Ray Price (June 25, 1937 – December 16, 2015) was an American motorcycle drag racer and is credited as the "Father of the Funnybike". He was also a designer, engineer, and the first drag racer to be sponsored by Harley-Davidson. He also developed the first wheelie bar, and the two-speed automatic racing transmission for drag racing motorcycles. This transmission enabled a motorcycle to achieve 200 mph for the first time, and has now become standard in the sport. Price also created the Pro Fuel drag racing class. Price is an inducted member of five halls of fame including the American Motorcycle Association Hall of Fame, Sturgis Motorcycle Hall of Fame, the North Carolina Sport Hall of Fame, and the North Carolina Drag Racing Hall of Fame.

Price was born on a tobacco farm in Johnston County, North Carolina. He served four years as a radar specialist in aircraft armament control in the United States Air Force. At age 30 he purchased his first motorcycle and began his drag racing career three years later. Price continued his drag racing career through the 2003 All Harley Drag Racing Association season. Through the years Price and his race team amassed numerous wins, records, and championships in AMA ProStar/AMA Dragbike, All Harley Drag Racing Association, and the International Hot Rod Association.
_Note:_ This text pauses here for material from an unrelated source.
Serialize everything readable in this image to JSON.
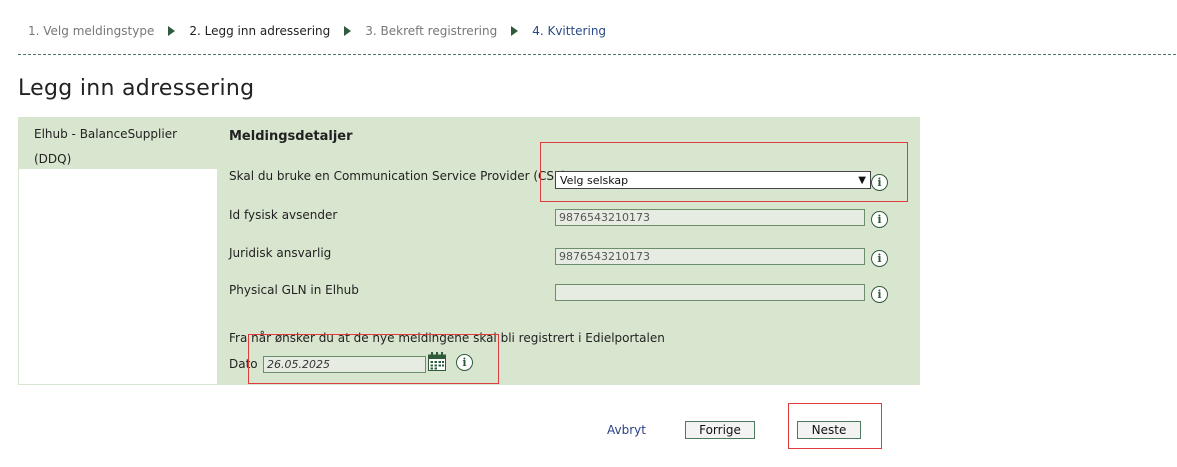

Price opened Precision Cycle in Raleigh, North Carolina in 1973, and in 1981 he acquired the Harley-Davidson franchise and his store became Ray Price Harley-Davidson. Price's dealership is one of the largest in the southeastern United States and is home to the Legends of Harley Drag Racing Museum on the 2nd floor of the dealership overlooking the showroom, the only museum of its kind.

He died on December 16, 2015, aged 78.